The mayor, city manager, city council, and Cahoon were not likewise impressed. They were interviewed by several television and radio reporters, and were openly critical of Hammer, who continued to draw far too much attention to the serial murders and other social problems in the Queen City. It was feared that several companies and a restaurant chain were reconsidering their choice of Charlotte as a new location. Businessmen were canceling meetings. It was rumored that sites for a computer chip manufacturing plant and a Disney theme park were being scouted in Virginia.

Charlotte's mayor, city manager, and several city councilmen promised that there would be a full police investigation into the accidental shooting. Cahoon, in a brief statement, agreed this was fair. The men smelled blood and were crazed by it. Panesa did not often get directly involved in choosing sides, but he rolled up his sleeves on this one and penned an impassioned editorial on the Opinion page that ran Sunday morning.

It was called HORNET'S NEST, and in it, Panesa went into great detail about the city's ills as seen through the eyes of an unflagging, humane woman, their beloved chief, who was embattled by her own demons and yet 'has never let us down or burdened us with her private pain," Panesa wrote.

"Now is the time to support Chief Hammer, to show her respect and caring, and prove that we, too, can stand up and make the right choices." Panesa went on to allude to Brazil's story of Hammer in the ER bringing a blanket and water to a young man dying of AIDS.

"That, citizens of Charlotte, is not only community policing, but Christianity," Panesa wrote.

"Let Mayor Search, city council, or Solomon Cahoon throw the first stone."

This went on for days, things stirred up, hostility rising from Gaboon's crown and swarming through the mayor's window. Telephone lines angrily buzzed as the city fathers plotted on secure phones, devising a way to run Hammer out of town.

"It's got to be the public that decides," the mayor said to the city manager.

"The citizens have got to want it."

"No other way," Cahoon agreed in a conference call, from his mighty desk, as he viewed his kingdom between aluminum pipes.

"It's entirely up to the citizens."

The last thing Cahoon wanted was pissed-off people changing banks. If enough of them did and went on to First

Union, CCB, BB amp;T, First Citizens Bank, or Wachovia, it could catch up with Cahoon and hurt him. It could become an epidemic, infecting the big, healthy investors, like a computer virus, Ebola, salmonella, hemorraghic fever.

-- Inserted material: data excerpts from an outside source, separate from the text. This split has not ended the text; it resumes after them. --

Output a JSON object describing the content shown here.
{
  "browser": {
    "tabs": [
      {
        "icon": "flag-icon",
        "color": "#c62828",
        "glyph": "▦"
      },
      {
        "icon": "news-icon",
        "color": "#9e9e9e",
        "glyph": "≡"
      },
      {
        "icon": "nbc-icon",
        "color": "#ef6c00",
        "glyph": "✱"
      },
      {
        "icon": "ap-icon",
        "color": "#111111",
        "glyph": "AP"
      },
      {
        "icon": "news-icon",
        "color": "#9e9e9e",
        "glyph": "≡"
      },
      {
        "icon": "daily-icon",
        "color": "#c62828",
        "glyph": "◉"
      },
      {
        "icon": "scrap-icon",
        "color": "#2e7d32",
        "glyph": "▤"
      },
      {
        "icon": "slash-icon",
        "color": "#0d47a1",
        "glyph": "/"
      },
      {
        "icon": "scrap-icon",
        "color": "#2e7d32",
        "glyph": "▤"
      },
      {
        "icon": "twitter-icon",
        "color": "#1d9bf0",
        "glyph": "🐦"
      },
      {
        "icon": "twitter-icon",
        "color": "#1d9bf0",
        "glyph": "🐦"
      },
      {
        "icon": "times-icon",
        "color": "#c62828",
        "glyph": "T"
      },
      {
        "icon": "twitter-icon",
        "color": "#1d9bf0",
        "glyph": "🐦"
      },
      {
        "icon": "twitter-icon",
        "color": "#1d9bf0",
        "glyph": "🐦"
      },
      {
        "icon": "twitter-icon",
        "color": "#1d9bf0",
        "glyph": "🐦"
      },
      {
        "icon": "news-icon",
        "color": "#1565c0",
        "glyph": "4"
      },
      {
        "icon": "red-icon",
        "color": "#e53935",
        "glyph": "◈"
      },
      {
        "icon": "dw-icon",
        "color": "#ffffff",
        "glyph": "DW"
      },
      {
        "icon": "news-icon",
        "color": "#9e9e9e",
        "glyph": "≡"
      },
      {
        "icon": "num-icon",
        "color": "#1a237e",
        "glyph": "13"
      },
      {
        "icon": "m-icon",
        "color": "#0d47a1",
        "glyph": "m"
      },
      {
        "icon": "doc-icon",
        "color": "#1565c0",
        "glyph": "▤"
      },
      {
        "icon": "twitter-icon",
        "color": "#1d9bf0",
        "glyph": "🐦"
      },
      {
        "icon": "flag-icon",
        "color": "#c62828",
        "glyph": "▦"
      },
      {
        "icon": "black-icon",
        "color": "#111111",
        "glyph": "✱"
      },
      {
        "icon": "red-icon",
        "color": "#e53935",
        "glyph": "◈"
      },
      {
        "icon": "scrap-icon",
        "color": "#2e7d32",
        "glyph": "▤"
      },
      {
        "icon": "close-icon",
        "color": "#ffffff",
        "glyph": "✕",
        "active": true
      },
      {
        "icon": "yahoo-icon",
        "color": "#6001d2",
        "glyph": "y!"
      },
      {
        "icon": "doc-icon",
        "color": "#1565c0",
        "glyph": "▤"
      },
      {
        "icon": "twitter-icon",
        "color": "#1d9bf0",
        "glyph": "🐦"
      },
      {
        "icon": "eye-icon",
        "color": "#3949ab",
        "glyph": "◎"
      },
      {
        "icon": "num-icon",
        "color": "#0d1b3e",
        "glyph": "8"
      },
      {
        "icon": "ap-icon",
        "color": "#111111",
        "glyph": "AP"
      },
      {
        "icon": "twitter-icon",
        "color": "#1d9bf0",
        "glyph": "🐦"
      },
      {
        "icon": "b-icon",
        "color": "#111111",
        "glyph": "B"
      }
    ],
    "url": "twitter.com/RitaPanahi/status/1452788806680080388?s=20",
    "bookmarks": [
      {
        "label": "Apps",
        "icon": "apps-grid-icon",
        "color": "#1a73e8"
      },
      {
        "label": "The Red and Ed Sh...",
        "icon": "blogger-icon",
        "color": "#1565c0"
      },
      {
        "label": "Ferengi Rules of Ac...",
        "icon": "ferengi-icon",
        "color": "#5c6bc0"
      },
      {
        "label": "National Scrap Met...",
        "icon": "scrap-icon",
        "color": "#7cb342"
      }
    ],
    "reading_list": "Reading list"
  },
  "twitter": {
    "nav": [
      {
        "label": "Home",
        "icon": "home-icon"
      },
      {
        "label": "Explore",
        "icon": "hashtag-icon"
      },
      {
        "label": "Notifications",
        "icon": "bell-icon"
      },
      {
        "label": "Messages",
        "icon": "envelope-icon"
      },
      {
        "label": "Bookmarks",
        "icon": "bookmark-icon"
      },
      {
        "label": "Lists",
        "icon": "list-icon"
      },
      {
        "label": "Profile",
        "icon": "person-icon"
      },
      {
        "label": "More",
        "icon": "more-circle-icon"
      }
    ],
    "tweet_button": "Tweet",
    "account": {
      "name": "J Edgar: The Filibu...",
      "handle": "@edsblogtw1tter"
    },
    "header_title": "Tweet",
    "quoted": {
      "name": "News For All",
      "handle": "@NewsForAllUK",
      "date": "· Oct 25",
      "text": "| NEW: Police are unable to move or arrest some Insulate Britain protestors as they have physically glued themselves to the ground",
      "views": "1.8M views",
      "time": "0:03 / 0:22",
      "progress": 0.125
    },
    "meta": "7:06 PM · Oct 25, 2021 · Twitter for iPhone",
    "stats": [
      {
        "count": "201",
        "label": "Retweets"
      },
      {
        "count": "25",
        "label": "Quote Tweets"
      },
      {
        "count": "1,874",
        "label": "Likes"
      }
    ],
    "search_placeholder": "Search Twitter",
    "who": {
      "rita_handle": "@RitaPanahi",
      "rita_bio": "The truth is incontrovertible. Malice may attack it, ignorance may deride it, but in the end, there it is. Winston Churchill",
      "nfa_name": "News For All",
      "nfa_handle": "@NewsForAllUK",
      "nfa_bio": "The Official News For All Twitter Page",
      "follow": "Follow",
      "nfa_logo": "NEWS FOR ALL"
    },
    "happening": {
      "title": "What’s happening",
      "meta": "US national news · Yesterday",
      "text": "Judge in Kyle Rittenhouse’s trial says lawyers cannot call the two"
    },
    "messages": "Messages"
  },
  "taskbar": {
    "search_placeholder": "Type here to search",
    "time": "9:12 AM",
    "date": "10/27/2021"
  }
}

"The problem, damn it, is Panesa," opined the mayor.

Cahoon felt a fresh wave of outrage. He would not soon recover from the publisher's Sunday editorial with its comment about throwing stones. Panesa had to go, too. Gaboon's brain raced through his formidable network, contemplating allies in the Knight-Ridder chain.

This would have to come from on high, at the level of chairman or president. Cahoon knew them all, but the media was a goddamn centipede. The minute he gave it a prod, it curled up tight and took care of its own.